可愛い子には 旅をさせろ・・・
絹甫が入院して以来、ず~~っとこの言葉が頭から離れません。
親と子、逆さまと言われるかも知れませんが、実際その通りでして。
祖母である初代から押絵の跡継ぎとして英才教育を受けた絹甫は、押絵以外は何一つすることも、さされることもなく生きてきました。
父が初代に、絹甫と結婚させて欲しいと言った時、
「押絵以外のことは何も出来ませんけど、それでもよろしゅおしたら、どうぞ」と言われた父。

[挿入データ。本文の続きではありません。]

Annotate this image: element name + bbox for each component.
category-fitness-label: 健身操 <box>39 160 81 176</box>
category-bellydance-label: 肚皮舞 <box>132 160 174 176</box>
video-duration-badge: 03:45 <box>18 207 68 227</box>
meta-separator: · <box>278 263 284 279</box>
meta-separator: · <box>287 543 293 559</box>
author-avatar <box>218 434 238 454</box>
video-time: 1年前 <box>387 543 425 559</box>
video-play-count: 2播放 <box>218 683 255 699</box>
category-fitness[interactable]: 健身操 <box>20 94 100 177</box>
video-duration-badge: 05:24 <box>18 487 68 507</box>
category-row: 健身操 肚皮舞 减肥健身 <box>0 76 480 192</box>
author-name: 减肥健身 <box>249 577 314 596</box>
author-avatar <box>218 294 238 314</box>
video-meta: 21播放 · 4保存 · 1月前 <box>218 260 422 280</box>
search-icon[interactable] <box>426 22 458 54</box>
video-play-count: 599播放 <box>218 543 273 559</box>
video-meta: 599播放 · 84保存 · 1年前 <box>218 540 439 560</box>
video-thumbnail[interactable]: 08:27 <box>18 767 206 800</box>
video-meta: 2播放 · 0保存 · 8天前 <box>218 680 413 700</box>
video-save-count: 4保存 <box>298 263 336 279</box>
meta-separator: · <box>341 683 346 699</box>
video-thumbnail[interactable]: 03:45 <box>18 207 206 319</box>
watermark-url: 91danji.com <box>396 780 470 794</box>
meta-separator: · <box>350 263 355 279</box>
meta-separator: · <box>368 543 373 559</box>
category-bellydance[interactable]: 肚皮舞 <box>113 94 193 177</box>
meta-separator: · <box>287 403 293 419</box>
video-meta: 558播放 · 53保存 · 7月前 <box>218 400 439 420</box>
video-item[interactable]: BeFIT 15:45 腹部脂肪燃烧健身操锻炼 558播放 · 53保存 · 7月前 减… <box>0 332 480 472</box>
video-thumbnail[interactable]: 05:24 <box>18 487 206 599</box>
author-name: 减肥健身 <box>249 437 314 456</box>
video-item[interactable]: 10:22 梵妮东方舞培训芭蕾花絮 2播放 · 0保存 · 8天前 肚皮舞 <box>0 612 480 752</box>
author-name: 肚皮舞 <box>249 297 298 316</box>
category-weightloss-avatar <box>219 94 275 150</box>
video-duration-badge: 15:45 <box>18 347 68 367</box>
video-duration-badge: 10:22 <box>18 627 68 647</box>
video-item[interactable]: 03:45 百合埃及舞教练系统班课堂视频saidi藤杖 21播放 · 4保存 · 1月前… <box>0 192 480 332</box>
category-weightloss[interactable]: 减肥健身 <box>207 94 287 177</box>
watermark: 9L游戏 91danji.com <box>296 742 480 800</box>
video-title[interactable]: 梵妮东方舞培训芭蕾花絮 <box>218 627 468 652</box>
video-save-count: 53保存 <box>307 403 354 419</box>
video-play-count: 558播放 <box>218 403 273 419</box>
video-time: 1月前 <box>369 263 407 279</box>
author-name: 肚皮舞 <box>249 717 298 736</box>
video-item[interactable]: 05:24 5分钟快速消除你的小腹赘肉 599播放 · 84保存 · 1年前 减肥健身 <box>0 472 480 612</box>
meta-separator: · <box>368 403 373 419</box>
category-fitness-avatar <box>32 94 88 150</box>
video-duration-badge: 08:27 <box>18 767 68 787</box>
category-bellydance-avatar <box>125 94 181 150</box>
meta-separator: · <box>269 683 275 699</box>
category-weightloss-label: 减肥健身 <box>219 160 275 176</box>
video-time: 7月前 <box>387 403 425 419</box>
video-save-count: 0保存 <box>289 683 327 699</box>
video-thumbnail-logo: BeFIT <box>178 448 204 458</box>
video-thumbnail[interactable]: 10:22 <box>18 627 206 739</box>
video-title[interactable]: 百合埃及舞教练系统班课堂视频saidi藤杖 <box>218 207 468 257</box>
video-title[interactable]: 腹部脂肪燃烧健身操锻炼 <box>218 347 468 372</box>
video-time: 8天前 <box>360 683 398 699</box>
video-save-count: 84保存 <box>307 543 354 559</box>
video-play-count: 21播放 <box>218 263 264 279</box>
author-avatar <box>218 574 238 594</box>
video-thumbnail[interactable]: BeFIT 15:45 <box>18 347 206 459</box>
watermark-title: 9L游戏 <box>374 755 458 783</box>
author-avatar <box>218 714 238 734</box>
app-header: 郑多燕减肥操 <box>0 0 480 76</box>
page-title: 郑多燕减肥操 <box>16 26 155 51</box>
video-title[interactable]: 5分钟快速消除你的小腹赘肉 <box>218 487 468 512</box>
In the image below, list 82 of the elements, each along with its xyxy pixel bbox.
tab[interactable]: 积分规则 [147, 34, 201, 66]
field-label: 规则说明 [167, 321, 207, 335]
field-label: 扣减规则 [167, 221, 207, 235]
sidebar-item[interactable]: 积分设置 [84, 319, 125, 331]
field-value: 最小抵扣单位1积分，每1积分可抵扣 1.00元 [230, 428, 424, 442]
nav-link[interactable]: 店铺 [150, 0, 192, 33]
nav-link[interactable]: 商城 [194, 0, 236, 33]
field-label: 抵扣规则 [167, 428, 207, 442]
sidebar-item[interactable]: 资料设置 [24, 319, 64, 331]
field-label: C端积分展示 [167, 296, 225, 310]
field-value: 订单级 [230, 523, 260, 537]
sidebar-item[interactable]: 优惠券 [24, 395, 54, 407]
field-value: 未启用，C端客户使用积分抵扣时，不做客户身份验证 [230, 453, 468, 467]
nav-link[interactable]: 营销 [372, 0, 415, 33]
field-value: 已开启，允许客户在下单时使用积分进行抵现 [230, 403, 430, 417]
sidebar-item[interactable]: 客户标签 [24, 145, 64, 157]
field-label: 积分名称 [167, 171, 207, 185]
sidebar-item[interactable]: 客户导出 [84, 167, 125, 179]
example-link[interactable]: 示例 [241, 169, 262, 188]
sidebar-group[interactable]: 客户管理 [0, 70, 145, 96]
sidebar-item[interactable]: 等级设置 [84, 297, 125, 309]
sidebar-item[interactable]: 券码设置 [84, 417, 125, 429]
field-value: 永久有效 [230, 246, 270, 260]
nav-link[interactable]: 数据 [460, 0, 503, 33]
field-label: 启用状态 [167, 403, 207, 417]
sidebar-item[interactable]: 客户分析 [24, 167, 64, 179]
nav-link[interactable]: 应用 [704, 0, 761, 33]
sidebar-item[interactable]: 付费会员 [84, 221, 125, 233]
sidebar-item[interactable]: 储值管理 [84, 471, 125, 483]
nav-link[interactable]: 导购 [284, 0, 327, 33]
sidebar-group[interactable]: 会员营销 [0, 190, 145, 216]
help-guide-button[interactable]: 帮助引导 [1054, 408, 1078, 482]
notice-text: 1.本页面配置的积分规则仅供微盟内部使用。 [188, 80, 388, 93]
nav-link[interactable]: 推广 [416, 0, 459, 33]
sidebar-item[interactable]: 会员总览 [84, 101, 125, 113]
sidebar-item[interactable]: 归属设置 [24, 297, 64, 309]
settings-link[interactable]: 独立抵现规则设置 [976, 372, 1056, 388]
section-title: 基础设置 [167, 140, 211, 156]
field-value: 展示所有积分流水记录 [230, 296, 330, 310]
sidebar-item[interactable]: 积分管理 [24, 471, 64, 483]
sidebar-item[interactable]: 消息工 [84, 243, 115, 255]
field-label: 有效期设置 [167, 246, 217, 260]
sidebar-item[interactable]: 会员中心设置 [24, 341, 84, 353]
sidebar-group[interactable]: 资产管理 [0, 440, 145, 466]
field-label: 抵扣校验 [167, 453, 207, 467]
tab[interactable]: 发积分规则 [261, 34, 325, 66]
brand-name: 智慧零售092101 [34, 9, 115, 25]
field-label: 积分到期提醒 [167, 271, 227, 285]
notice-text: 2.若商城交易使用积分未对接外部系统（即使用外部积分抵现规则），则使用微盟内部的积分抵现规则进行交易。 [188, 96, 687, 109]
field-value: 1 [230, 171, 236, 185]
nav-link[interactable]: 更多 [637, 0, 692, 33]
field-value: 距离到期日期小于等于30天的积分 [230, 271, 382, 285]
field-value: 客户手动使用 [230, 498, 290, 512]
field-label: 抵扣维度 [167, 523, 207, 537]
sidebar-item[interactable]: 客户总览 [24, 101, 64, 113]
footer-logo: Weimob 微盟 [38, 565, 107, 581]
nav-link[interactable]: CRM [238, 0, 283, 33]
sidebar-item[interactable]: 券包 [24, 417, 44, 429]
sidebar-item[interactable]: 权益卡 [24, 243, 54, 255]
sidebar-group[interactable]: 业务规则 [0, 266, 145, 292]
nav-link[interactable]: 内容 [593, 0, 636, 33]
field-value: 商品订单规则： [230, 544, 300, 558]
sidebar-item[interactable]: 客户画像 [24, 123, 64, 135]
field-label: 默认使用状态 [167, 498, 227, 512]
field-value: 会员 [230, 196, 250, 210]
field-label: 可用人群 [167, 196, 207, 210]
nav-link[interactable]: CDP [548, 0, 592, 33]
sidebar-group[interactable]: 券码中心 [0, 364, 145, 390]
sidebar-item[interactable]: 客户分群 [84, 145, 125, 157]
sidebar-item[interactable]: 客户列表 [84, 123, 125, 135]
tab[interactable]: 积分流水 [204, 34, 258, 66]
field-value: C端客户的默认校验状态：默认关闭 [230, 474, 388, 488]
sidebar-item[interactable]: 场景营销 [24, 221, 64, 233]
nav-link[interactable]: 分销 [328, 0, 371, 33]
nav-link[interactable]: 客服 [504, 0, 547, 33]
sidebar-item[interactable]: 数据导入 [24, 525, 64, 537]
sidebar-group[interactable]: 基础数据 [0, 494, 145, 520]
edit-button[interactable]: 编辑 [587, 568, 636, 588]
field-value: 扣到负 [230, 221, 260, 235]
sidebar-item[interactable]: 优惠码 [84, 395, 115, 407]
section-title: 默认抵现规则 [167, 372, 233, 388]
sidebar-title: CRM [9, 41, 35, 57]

当然、社交辞令だと思いきや、正真正銘だったと気が付きますが・・・もう後の祭り
そこから父と娘による、お姫様サポートクラブが発足した訳でござりまする~~
絹甫を大切にすることこそが生きがいのような父。
その父から幼い私は「松恵はお母ちゃんを助けるのが役目だぞ」と洗脳され、かけらの疑いを持つこともなく、うま~く育てられてきたモンです。
膝の固定をされてから、もう少しで3週間。
最初の1週間ほどは完全に笑顔が消え、初めて見る絹甫の暗い表情に、こちらの胸も締め付けられるようでした。
でもただ一つ、良かったと思うことが!!
絹甫が父に対して、これまで見たことのない優しさを素直に表わし出したんです。
父はいつでも、絹甫を大事にし過ぎるあまり、煩がられて来ていましたが、そんなに優しい父に対する自分の感謝の無さを反省することしきりで「罰が当ったんですわ」と、
主治医の先生にまでお話したり・・・
それを聞いて、生まれて初めて位の喜びをかみ締める父!!
「退院したら、今度こそ仕事の時間を減らして、少しは旅行にでも付き合ってくれよな」
「ほんとにそうやったわね~~」と絹甫!?
あ~~美しきかな、夫婦愛・・・
大変な代償を払ったかも知れませんが、脳梗塞のおかげだな~と、私は、思いました。
しかし、聡甫は冷静でした。
「おばあちゃんが絶対そんなはず無いわ。退院したら、まぁ2週間がいいとこやろと思うよ」
「???!!!」
固定したままの状態でリハビリが出来るようになった頃から、だんだん元通りの元気な顔になり、私の胸のつかえが無くなるのと平行して、父の立場も逆戻り・・・
心配して苦言を呈する父に「もう帰って帰って!!」
したり顔で聡甫が
「この頃、2日が限度かと思ってたけど、やっぱり2時間もムリやろね~」
祖母を知るに、孫に如くはなし・・・
てな訳で、片膝伸ばしたままですが、気分的にはもうすっかり元気印の絹甫ですので、
皆さま、どうぞご安心くださいませませ。